In a recent case involving claims by minority shareholders of breach of fiduciary duty and conspiracy against Exelon Enterprises Company, LLC and Exelon Corporation, the court stated that the three year statute of limitations under Illinois Securities Law (sect. 13 (D)) did not bar Plaintiff’s claims. 

The complaint that was filed in 2007, and alleged that Exelon orchestrated a sale of a subsidiary called InfraSource through a merger agreement and a series of transactions orchestrated in 2003.  The initial complaint alleged counts for fraud, negligence, breach of fiduciary duty, negligent misrepresentation and civil conspiracy. 

Exelon moved to dismiss based on the three year statute of limitations found under 13 (D) of the Illinois Securities Law asserting that the claims related to the merger and transactions that occurred in 2003.  Plaintiffs amended their complaint and only asserted breach of fiduciary duty and civil conspiracy.  Exelon renewed its motion to dismiss based on the Illinois Securities Law’s three year statute of limitations. (815 ILCS 5/13 (D)). 

The Appellate Court upheld the trial court’s denial of Exelon’s renewed motion to dismiss.  The Appellate Court, reasoned that the plain meaning of section 13 (D) and the principles of statutory construction required a denial of Exelon’s motion to dismiss.  The Appellate Court reasoned that Sect. 13 (D)’s remedies were limited to prospective relief and were not designed to limit retroactive relief. 

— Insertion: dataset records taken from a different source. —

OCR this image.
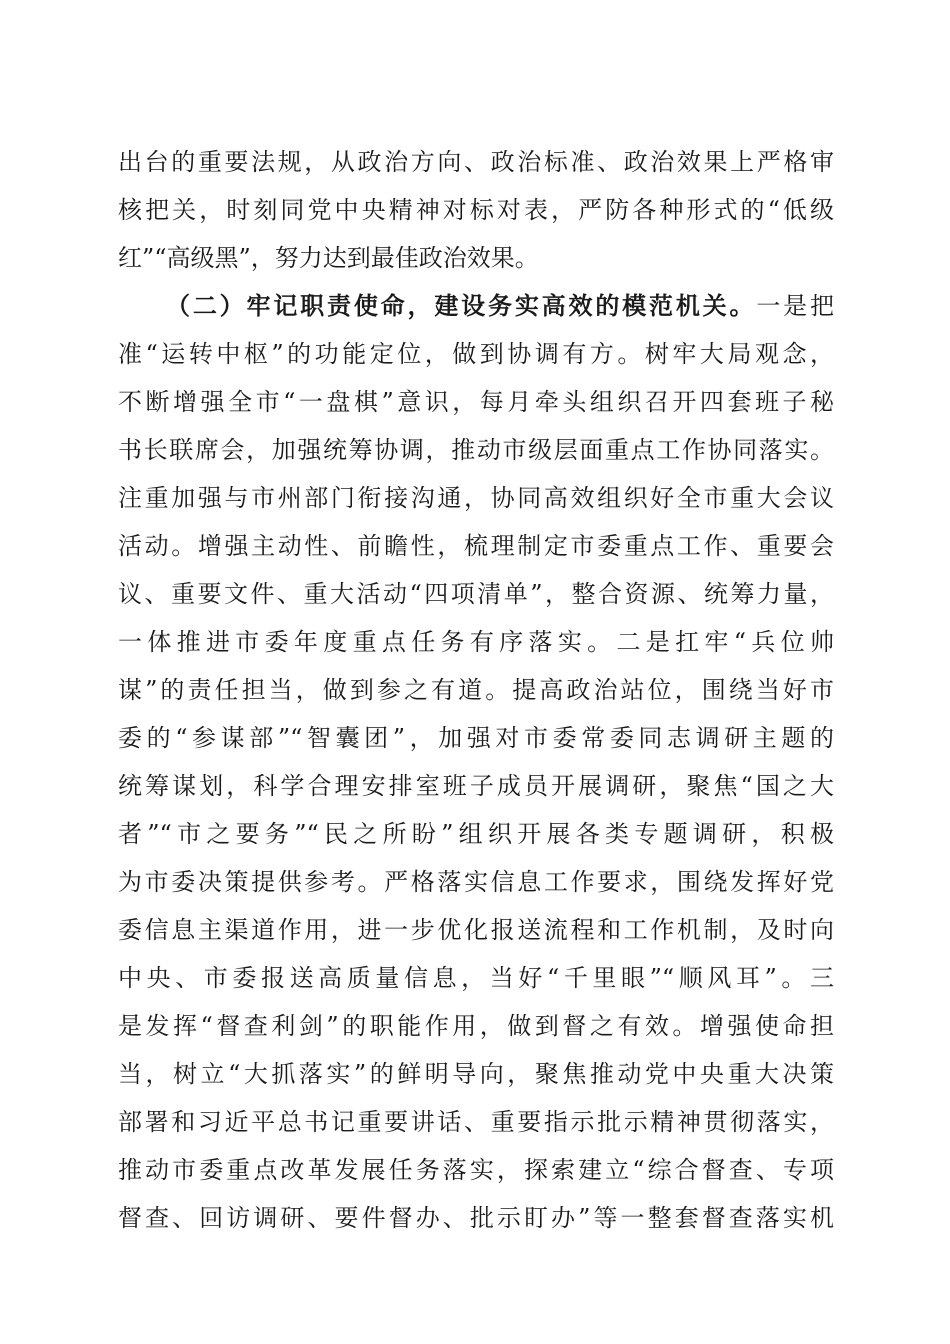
出台的重要法规，从政治方向、政治标准、政治效果上严格审
核把关，时刻同党中央精神对标对表，严防各种形式的“低级
红”“高级黑”，努力达到最佳政治效果。
（二）牢记职责使命，建设务实高效的模范机关。一是把
准“运转中枢”的功能定位，做到协调有方。树牢大局观念，
不断增强全市“一盘棋”意识，每月牵头组织召开四套班子秘
书长联席会，加强统筹协调，推动市级层面重点工作协同落实。
注重加强与市州部门衔接沟通，协同高效组织好全市重大会议
活动。增强主动性、前瞻性，梳理制定市委重点工作、重要会
议、重要文件、重大活动“四项清单”，整合资源、统筹力量，
一体推进市委年度重点任务有序落实。二是扛牢“兵位帅
谋”的责任担当，做到参之有道。提高政治站位，围绕当好市
委的“参谋部”“智囊团”，加强对市委常委同志调研主题的
统筹谋划，科学合理安排室班子成员开展调研，聚焦“国之大
者”“市之要务”“民之所盼”组织开展各类专题调研，积极
为市委决策提供参考。严格落实信息工作要求，围绕发挥好党
委信息主渠道作用，进一步优化报送流程和工作机制，及时向
中央、市委报送高质量信息，当好“千里眼”“顺风耳”。三
是发挥“督查利剑”的职能作用，做到督之有效。增强使命担
当，树立“大抓落实”的鲜明导向，聚焦推动党中央重大决策
部署和习近平总书记重要讲话、重要指示批示精神贯彻落实，
推动市委重点改革发展任务落实，探索建立“综合督查、专项
督查、回访调研、要件督办、批示盯办”等一整套督查落实机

 The Illinois Appellate Court relied upon the Northern District Court decision in Guy v. Duff & Phelps, 628 F. Supp.2d (N.D. Ill. 1985).  In so doing, the Illinois Appellate Court distinguished and explicitly rejected the policy rationale of the Seventh Circuit in Klein v. George G. Kerasotes Corp., 500 F.3d 669 (7th Cir. 2007) (finding that section 13 (d) applied to a seller and provided retrospective right of rescission that was subject such claims to a three year statute of limitations period). 

The bottom line is that minority shareholders have a longer period of time to assert breach of fiduciary duty, minority shareholder oppression, fraud and conspiracy related claims in a merger or acquisition scenario.  We shall see how the Appellate Court’s rationale is applied and upheld in subsequent decisions, but it is a significant change in Illinois Corporate  and Securities law.